Sunday, August 8, 2010

Idea Garage Sale: Western Gothic

So Damon got a copy of The Castle of Wolfenbach for his birthday - guaranteed horrid by Isabella Thorpe, and she wasn't kidding around: apparently central Europe in the early 19th century was sufficiently lawless that the natural response of an honest person finding one woman with her throat slit and another missing was to conceal the corpse in a trunk and not alert any authorities. And reading it reminded me of a story I blocked out during some idle time at a temp job in the mid-90s.

At that time, I had been reading J. Sheridan LeFanu's Uncle Silas, which somebody or other described as the most frightening book in English literature or something like that. But I remember feeling that the heroine had access to resources she wasn't exploiting due to artificial limits in her world view. Most of Uncle Silas's power over her was due to isolation; most of her isolation was due, not to the absence of people, but to a mutual assumption that the people around her weren't really there. She also was helpless in ways that seemed to me unnecessary.

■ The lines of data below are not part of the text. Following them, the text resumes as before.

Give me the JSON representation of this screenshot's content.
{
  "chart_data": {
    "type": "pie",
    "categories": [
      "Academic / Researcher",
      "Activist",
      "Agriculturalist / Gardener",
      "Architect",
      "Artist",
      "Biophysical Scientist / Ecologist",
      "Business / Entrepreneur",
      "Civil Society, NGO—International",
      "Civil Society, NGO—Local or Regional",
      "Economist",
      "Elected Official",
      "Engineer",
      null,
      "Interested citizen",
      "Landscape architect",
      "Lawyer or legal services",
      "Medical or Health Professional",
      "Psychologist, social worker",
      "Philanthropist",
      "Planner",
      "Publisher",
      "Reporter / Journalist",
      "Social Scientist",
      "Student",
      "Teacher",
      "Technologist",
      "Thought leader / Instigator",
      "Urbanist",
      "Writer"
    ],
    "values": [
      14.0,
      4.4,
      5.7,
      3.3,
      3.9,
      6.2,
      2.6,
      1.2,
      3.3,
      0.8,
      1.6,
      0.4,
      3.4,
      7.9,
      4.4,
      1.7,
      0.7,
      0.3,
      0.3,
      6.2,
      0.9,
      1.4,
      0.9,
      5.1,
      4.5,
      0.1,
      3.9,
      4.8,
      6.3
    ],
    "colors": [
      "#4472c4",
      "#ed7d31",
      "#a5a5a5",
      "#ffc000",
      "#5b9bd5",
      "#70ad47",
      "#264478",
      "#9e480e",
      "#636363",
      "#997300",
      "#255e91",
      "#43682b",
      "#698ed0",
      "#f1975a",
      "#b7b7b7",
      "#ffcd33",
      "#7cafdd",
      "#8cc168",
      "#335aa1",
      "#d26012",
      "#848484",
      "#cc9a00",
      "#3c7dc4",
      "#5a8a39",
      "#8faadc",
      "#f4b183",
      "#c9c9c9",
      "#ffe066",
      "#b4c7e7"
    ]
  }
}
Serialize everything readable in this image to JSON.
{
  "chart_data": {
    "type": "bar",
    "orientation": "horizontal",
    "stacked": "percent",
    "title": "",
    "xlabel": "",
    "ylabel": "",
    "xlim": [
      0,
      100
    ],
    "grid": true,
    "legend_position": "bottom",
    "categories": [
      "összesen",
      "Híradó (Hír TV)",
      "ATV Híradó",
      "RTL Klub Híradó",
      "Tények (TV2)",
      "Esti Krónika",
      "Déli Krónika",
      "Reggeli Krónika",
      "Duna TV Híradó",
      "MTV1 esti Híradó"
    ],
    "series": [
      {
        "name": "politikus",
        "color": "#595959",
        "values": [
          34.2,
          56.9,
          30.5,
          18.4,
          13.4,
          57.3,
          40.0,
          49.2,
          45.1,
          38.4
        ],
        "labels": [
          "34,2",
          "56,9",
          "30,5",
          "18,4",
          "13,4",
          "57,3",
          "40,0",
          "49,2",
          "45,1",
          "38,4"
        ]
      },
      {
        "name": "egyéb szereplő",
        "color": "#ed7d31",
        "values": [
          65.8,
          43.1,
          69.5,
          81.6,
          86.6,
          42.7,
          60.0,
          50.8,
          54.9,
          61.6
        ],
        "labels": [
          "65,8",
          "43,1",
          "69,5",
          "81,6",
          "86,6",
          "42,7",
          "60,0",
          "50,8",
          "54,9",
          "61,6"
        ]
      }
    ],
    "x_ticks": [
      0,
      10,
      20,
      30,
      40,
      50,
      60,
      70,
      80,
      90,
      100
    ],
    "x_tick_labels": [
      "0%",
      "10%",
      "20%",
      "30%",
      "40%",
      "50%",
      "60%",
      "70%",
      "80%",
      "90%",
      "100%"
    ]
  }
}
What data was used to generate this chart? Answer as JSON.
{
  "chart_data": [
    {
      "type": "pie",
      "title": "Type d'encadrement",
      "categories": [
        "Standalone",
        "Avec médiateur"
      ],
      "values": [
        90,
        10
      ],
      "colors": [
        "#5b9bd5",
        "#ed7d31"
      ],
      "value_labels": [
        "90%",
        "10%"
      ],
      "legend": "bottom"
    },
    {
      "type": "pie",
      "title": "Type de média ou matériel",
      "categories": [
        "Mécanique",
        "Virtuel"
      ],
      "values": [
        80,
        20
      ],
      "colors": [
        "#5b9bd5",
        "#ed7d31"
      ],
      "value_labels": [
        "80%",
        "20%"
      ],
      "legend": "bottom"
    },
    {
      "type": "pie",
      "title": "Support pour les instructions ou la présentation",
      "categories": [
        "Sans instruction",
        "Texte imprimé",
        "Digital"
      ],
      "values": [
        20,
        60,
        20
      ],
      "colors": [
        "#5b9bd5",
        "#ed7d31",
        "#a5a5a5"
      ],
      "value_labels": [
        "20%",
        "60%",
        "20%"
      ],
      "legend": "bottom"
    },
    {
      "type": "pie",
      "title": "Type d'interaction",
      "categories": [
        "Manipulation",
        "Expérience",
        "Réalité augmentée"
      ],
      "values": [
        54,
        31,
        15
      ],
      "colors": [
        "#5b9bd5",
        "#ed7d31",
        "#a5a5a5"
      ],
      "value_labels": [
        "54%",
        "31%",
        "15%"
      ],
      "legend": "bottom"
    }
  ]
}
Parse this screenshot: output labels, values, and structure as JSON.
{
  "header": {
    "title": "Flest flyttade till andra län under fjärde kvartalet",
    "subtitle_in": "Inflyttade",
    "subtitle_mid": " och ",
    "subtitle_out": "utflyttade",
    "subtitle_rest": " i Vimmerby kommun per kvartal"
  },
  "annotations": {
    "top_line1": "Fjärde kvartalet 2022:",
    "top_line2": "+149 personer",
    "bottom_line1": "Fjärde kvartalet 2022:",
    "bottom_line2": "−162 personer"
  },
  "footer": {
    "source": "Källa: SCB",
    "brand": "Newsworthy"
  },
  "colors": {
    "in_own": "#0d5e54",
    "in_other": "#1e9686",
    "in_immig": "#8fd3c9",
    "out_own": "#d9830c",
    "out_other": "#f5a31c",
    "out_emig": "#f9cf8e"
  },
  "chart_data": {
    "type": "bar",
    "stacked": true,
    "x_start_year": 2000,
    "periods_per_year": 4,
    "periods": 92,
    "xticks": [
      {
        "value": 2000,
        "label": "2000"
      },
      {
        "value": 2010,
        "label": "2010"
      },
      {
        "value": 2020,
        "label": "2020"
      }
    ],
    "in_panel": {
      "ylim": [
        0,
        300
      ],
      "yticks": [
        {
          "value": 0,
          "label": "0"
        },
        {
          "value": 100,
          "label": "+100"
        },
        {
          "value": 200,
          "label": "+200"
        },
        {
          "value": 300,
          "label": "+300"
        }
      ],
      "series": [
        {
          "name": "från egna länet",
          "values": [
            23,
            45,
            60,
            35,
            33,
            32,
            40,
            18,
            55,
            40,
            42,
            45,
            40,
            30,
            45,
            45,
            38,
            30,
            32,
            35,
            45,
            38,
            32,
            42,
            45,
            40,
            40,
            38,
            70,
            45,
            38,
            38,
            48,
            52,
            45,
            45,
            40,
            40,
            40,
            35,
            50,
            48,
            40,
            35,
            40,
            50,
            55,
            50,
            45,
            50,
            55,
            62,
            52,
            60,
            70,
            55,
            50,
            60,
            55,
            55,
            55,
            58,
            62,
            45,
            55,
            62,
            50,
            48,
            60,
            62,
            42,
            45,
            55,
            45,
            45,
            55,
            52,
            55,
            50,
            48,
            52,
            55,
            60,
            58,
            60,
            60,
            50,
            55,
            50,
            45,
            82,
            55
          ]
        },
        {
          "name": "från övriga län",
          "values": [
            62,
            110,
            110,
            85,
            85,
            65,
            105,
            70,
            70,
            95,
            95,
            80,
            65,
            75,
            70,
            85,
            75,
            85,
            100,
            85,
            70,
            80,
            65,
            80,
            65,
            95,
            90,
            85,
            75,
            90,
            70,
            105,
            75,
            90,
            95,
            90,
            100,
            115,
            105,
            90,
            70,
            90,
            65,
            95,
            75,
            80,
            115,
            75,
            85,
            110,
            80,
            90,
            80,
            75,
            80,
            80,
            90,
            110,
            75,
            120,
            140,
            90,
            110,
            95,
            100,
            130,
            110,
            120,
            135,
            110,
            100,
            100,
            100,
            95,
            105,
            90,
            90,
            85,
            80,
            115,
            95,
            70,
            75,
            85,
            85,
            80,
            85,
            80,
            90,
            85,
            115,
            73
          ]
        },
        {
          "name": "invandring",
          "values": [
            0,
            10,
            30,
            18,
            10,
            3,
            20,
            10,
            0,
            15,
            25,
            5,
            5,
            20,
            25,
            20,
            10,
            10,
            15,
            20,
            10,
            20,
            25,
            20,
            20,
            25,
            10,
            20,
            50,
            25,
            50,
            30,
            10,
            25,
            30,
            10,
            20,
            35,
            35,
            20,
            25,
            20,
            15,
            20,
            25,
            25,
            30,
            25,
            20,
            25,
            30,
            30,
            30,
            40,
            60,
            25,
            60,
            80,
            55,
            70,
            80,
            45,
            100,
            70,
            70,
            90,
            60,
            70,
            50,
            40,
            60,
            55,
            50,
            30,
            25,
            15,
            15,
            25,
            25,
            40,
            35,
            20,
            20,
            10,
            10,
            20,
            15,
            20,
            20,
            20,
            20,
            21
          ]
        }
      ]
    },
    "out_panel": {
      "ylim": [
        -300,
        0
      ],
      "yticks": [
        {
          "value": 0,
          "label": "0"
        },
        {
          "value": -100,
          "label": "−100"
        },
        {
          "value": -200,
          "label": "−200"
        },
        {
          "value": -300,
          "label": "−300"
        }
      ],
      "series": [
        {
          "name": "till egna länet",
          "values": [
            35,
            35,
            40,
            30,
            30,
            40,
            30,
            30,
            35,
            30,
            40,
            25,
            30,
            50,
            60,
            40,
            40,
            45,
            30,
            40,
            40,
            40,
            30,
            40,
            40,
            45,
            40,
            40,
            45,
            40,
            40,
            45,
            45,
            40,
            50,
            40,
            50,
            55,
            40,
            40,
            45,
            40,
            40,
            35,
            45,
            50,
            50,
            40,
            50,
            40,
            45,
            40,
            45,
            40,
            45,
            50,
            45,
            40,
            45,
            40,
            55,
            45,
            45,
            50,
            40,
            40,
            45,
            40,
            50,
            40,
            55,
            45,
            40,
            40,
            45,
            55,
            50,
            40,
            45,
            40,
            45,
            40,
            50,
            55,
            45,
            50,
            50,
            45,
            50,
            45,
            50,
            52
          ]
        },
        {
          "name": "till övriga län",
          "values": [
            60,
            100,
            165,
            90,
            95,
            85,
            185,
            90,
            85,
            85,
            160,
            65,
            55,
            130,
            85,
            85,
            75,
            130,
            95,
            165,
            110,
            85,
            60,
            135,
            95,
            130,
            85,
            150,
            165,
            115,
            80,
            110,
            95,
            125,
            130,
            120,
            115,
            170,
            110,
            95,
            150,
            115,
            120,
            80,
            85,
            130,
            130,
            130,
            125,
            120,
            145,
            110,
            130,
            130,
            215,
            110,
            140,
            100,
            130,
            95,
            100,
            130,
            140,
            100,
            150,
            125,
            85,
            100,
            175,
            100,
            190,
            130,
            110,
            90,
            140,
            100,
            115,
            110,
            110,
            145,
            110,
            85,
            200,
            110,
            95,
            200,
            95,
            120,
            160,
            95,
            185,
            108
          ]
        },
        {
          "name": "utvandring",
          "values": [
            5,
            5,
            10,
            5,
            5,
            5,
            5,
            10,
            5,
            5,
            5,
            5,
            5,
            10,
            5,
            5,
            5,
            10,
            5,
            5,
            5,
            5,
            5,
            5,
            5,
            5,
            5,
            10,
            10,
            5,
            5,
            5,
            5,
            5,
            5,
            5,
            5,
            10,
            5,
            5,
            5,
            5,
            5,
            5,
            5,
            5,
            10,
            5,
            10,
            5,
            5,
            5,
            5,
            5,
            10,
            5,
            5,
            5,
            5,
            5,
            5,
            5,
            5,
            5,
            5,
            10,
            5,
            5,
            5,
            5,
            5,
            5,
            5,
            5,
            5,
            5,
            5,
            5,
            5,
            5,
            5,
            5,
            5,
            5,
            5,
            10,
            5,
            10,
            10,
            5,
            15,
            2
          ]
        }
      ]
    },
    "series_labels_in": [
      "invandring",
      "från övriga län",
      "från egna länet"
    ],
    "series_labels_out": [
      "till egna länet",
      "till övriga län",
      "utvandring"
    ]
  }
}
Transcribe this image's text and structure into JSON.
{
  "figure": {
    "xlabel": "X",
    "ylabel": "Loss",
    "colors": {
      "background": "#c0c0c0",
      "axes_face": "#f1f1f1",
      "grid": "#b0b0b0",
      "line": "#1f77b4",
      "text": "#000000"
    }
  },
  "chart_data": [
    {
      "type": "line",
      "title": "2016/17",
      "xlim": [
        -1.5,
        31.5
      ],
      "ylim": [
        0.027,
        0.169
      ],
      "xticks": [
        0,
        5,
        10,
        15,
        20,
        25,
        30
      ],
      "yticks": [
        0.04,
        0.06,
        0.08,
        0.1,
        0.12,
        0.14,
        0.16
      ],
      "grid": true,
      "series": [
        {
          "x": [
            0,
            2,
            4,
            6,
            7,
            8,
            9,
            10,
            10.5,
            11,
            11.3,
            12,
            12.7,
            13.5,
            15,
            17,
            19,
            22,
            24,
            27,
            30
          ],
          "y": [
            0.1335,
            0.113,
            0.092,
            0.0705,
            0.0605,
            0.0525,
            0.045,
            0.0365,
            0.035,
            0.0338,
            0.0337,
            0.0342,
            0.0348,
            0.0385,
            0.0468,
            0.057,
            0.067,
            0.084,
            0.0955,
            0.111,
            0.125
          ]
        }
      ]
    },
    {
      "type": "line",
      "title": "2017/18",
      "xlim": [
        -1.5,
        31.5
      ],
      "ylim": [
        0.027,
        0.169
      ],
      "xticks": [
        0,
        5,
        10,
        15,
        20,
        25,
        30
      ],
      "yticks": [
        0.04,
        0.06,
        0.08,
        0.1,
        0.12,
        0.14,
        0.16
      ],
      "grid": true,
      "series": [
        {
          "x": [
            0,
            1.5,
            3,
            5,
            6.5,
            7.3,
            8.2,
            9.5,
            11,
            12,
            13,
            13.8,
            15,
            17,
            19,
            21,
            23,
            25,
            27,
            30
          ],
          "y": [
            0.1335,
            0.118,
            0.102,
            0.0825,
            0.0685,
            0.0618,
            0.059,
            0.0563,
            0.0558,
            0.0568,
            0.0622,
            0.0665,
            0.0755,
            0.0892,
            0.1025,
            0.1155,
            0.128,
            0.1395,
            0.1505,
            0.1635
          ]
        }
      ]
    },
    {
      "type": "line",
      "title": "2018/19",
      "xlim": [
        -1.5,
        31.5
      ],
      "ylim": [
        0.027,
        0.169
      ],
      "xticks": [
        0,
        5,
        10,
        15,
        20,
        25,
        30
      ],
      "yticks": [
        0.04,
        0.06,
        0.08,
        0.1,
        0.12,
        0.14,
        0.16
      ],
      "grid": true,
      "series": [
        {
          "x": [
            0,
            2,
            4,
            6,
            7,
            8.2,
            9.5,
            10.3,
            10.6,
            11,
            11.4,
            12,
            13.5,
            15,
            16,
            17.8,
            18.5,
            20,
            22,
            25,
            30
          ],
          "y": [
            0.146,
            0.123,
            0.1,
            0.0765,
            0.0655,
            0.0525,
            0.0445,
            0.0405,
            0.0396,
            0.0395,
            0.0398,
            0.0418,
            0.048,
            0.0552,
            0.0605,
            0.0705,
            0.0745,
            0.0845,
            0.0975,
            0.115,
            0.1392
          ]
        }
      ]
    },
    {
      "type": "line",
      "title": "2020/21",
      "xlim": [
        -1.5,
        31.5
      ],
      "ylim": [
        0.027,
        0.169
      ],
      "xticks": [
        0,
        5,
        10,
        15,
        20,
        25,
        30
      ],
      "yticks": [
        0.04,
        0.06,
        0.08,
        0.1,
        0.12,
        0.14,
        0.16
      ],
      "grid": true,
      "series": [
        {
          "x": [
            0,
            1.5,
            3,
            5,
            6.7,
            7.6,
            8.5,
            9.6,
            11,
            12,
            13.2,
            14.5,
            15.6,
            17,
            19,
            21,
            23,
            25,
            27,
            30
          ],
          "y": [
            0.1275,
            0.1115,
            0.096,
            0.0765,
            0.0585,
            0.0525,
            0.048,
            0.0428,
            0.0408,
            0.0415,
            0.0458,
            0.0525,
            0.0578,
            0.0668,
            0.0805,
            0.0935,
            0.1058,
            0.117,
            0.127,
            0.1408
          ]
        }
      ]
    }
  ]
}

This is often my reaction when confronted with a vulnerable 19th century British heroine. We are so used to modern Gothics, in which our own sensibilities are reflected back in time via spunky heroines, that when we read the authentic originals the feminine upper middle-class ideal of the British 19th century - trapped in a straitjacket of social convention and without many essential life skills, like cooking and cleaning - we are apt to want to slap them more than to commiserate with their helplessness.

American heroines of the same vintage do not suffer from the same contrast. Though contemporary authors often complain of the deficiency in household education of the young American woman, their outlook on life is much more aggressive, and their social milieu is such that, when an author wants to isolate one, she can be removed right away from all human contact and thrown on her own resources in fact, rather than merely being taken to a "lonely" manor where the only faces she sees are those of servants and "rustics," on whom she depends for her daily necessities without ever attempting to befriend. (The heroine of Castle of Wolfenbach is at least grateful to a faithful servant, but she can't sleep in a cottager's bed and it never occurs to her that she should learn to cook.)

So I plotted out an extended Gothic parody in which an Uncle Silas-like figure lures the orphan daughter of an estranged son and heir back to England. The time is post Civil War, so she's feeling a financial obligation to get what she can out of her father's legacy for her mother and little brothers and sisters; and she stymies her villainous uncle at every turn by taking an interest in the wrong things. A debut in society is stressful and sinful (all that dancing and card-playing!), but she takes a lively interest in the sheep, horse breeding, and farming operations. The local tenants and managers, though disconcerted by her at first, are hardly likely to be indifferent to a potential heir who wants to learn from them rather then just extract money from them; though any of them who are mismanaging or corrupt will soon be put in an awkward position with her evil uncle. She has an understanding with a young man back home, so the romantic candidate her uncle puts forward doesn't stand a chance. When sinister servants try to intimidate her, she threatens to have them fired and does for herself. And the familiarity with basic mechanics and firearms she developed in the course of helping her mother run the ranch during the War is of signal assistance to her in circumventing the nefarious death and rape traps her uncle puts her into when he realizes he can't control her by the social means he intended. In the end she'll work out that he was lying to her about what the will says and find that the terms give her power over him (otherwise he'd hardly be so hot to manipulate and put her out of the way), and use it.

The heroine's name was Beulah, because it was the least romantic one I could think of.

The trouble with this story, of course, is that done properly it would be a lot of work, very long, and appeal to a narrow audience; a kind of extended fanfic for a genre rather than a specific work. Time and energy are finite.

The closest I ever came to writing this was The Light in the Tower at Mulder Manor, which I need to dig out and make available in its entirety for the delectation of the sort of people who like this sort of thing - a fanfic I did years ago for the AOL x-phile boards, the first paragraph of each chapter of the X-files triple-decker Gothic novel, which I justified to myself as an exercise in being funny on purpose and writing to an audience, but also allowed me to write lines like "He said her name as if sucking an orange" and glorious run-on polysyllabic sentences like "Certainly not from her previous employer, who was still wroth as a result of her thrusting his grown son into the fishpond -- despite the fact that she had at once extricated him from that predicament; and, indeed, it was the young man's own cephalopodian tendencies which had suggested the fishpond to Dana as the proper habitation of his person."

Now, of course, we have Pride and Prejudice and Zombies, and steampunk, and I have once again dallied behind the curve where I might have leapt ahead of it. Oh, well.